Applied Bayesian Statistics

Bayesian statistics differ from their classical "frequentist" counterpart in how one interprets the idea that quantities of interest which are not directly measured may or may not be the result of random experiments. The genius of Thomas Bayes, an 18th-century Presbyterian vicar from Southern England, was to propose an astoundingly simple solution to a fundamentally ill-posed and often intractable problem, a solution which is consistent with the axioms of probability. The price to pay for this conceptual simplicity is in requiring beliefs in prior information about the quantities of interest. In addition, in modern implementations, analyzing the statistical properties of Bayes's solutions is itself non-trivial, implying another, computational price to pay.  In this brief practical introduction, we will discuss these philosophical and computational considerations, including what the choice of priors really implies in terms of modeling and belief in the scientific method. We will review what tools are at our disposal for implementing Bayesian statistics in practice, particularly in the context of linear models, where a supervised machine-learning interpretation is straightforward.

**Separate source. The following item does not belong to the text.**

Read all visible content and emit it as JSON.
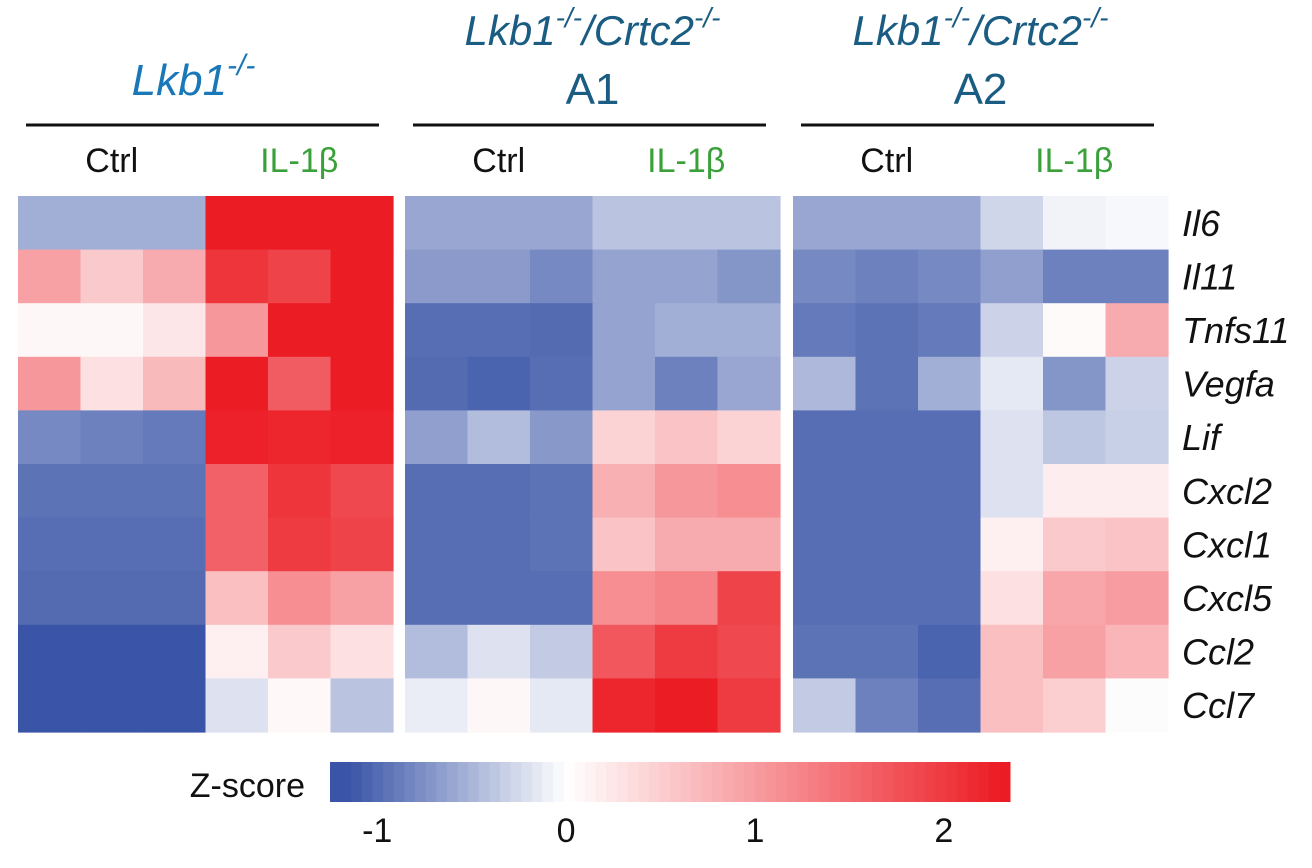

We will present examples of implementations in various disciplines and contexts. This will allow us to discuss the tenuous notion of hyperparameters, and the distinction between ordinary and hierarchical Bayesian modeling. We will discuss how Bayesian posterior predictive distributions differ from Bayesian prediction via reconstruction. Time permitting, we will discuss the value in using validation metrics to gauge the honesty and efficiency of Bayesian uncertainty quantification.